Physicians at the blog also asked about other cholesterol-lowering agents (such as prescription niacin, called Niaspan, and Zetia, which works by blocking cholesterol being absorbed from the digestive tract) and supplements (red yeast rice, plant sterols). Again, however, taking pills misses the point. All of these do lower cholesterol, though not as dramatically as statins, but none is superior to lifestyle modifications for overall heart disease prevention.
In the 19 years since WholeHealth Chicago opened, I’m aware of exactly two patients who died of a heart attack, and both were at high risk when they arrived. I attribute this really low number to the majority of our patients being highly motivated to live lives of wellness. They accomplish this via healthful eating (guided by our nutritionists if needed), weight reduction, and regular exercise. I can’t think of a single patient who’s still smoking.

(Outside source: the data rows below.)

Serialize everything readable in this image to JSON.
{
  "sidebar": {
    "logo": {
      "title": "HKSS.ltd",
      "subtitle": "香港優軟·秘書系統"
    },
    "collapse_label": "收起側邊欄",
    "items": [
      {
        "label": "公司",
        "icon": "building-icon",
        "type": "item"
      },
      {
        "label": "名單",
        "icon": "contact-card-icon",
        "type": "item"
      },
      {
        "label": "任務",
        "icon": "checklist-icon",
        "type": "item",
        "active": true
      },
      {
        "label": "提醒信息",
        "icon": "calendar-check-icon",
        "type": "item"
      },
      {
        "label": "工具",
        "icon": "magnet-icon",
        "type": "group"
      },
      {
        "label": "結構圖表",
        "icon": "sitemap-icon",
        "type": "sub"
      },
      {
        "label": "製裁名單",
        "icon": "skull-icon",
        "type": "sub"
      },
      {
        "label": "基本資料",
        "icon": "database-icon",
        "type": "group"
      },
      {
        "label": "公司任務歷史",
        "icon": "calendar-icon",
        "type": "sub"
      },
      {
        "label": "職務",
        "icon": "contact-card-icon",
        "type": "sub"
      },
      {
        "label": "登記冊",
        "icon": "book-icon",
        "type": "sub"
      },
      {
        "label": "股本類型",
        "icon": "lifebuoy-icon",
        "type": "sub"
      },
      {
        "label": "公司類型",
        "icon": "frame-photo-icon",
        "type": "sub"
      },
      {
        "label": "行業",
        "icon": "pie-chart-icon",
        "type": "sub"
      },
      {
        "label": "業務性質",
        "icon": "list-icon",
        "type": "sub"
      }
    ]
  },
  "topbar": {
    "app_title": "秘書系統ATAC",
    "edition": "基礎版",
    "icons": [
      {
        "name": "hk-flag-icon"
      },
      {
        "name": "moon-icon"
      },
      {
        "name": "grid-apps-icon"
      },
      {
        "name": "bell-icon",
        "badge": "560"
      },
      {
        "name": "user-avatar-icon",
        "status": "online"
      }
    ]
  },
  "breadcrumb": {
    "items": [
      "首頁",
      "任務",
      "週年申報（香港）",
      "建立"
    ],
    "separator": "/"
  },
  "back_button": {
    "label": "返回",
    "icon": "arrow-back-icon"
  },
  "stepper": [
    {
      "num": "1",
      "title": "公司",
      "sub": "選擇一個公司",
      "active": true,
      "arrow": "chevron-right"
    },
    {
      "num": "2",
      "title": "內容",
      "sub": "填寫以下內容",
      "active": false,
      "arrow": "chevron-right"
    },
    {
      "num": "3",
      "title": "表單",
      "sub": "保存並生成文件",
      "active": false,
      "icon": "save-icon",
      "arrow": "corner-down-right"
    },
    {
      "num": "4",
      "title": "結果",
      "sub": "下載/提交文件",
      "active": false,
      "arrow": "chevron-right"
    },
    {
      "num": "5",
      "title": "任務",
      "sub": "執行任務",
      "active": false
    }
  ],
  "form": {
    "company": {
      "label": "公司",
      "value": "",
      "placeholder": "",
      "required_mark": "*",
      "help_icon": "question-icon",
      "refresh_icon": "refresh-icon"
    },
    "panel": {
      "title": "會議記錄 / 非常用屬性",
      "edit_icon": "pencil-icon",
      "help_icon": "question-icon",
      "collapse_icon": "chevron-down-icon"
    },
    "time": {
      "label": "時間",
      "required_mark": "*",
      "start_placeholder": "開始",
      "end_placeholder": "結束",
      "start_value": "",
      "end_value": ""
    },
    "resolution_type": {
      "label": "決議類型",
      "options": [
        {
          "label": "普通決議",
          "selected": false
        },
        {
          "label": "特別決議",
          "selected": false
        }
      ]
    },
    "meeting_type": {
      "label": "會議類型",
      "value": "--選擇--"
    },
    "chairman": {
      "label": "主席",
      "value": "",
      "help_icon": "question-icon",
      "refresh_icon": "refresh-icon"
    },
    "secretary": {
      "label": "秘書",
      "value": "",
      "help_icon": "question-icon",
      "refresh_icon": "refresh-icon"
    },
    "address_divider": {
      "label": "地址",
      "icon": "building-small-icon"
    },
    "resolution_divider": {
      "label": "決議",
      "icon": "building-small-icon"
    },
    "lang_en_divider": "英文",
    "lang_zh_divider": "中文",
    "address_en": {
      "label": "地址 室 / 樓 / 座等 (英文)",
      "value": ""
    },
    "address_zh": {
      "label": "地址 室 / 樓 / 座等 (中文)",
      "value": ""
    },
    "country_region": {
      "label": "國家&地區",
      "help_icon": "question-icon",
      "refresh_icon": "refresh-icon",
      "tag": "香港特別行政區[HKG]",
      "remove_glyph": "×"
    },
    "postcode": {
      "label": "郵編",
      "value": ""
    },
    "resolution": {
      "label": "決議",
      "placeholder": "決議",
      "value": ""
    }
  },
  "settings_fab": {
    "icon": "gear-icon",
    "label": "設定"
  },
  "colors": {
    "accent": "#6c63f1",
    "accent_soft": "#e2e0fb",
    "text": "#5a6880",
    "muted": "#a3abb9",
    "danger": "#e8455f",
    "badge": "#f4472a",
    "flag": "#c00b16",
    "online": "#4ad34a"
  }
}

Patients who resist the sort of DIY efforts we endorse seem to just drift away to pill-pushing medical practices where physicians are agreeable golden retrievers in comparison to our own WHC wellness wolverines.
Return to the four reasons for statins listed above.
- If you’re in groups 1 or 2 (you have Type 1 or 2 diabetes or you’ve had a previous cardiovascular event), stay on your statin. If you’re mildly diabetic, know it’s reversible and being statin-free is a possibility.
- If you’re in the third group (LDL over 190 mg/dL), meet with a nutritionist, start eating well and working out, and get further testing, especially the Corus CAD. You’ll probably be able to stop your statin in a few months.
- Members of the fourth group are likely taking statins unnecessarily. You may be thinking it’s helping when it’s really not. Stop your statin, review the discussion of lifestyle factors above, and get to work on yourself. If you simply cannot commit to significant lifestyle changes, then you might as well CYA and go back on the statin. Just don’t expect it to perform miracles.